Ok yet another revision. According to MSI which has their card running at a higher clock speed and blah blah blah. These are the power requirements of the 280: (Radeon R9-280 - 25A and a 500W psu minimum) I know my 500w PSU will be able to handle the wattage. And my intel processor barely ever goes through full load when I am just playing games. So if MSI is right my psu should will be sufficient for the time being until I get the money to buy a non multi rail design.

Also with what I've read about Multi-Rail designs, is that 2 rails will be supplying 25 amps leaving 9 amps left for everything on the 1st rail or second :/. The Hard Drive takes about 1.8 amps and 1 fan takes like 1/4 of an amp and the CPU is unknown, I am still kind of skeptical if this will be safe or not. So if anyone truly believes this will fry something important tell me please!
 
The R9-280 will draw 16.67 amps at full load (200W / +12V = 16.7A: Ohm's Law), not 30A.
The 5V rail has nothing to do with the power the gfx card requires for its GPU demand. You were mis-reading something evidently.
Your i5 3330 is another 77W, your MB (25W - 80W), RAM (3W per stick), HDD (3.5w to 6W), DVD drive (15w to 27W), fans (1W to 6W each)... all running off the +12V rail(s). And that doesn't even look like an 80 plus rated PSU, meaning it will not be efficient even up to 80% of load.

The R9-280 will probably run fine on that PSU at idle, but when you are gaming and it is at load, you will experience shutdowns, re-boots, or worse... smoke coming out of your PSU. And depending on how well made the PSU is, it may take out other components when it dies.

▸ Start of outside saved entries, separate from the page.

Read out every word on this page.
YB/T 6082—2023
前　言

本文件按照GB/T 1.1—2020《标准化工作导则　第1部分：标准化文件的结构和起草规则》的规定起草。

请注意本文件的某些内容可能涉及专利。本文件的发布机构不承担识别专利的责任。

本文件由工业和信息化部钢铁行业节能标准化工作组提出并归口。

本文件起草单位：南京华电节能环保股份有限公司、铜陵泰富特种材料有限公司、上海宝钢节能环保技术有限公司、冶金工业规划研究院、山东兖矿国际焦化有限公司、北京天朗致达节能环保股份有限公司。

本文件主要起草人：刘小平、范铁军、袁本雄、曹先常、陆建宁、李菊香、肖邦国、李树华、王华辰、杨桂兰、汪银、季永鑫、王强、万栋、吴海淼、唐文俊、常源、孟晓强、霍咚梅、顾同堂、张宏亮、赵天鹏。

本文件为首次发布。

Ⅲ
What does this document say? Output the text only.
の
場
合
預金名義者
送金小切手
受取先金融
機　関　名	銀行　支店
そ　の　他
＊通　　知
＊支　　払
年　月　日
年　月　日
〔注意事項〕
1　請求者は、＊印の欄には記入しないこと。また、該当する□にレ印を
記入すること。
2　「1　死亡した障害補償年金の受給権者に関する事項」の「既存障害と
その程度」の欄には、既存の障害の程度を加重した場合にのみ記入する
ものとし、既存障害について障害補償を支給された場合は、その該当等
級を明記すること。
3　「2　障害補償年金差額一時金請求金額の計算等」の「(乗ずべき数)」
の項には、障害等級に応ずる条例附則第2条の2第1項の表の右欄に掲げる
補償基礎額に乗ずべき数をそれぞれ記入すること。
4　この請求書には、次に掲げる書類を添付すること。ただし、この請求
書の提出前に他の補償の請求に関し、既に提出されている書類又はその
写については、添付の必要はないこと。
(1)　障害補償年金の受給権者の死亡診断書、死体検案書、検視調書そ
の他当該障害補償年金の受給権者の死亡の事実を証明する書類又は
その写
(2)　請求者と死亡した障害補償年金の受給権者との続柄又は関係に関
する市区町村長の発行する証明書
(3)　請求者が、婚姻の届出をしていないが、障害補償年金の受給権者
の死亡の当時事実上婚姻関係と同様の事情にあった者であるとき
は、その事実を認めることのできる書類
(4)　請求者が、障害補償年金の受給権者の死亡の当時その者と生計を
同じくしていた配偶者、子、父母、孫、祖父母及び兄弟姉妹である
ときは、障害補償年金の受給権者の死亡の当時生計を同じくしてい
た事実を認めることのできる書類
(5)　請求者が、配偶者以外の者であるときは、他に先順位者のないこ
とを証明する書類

But you seem determined to try it anyway. So I will keep my fingers crossed for you.
 
Solution
No DVD drive 1 small 80mm fan from the OEM. I have the wattage figured out. It seems to be okay. according to Power Supply Calculator I'll be using around 411 watts with 90% load on the CPU and 100% load overall. it should be fine(I hope). I wish I had some testing environment without the possibility of screwing some major component of my PC up. If it kills the PSU that is no big deal I have a spare 300watt psu. Will just have to live off playing minecraft for a while until I can sell the GTX 650 Ti and buy a real power supply.

 
Ok well it might be possible I could be running into some money in the near future and could buy a single rail power supply that could efficiently handle the R9-280. It means I would have to wait a while to use it but I'd be fine with that. What power supply would you recommend?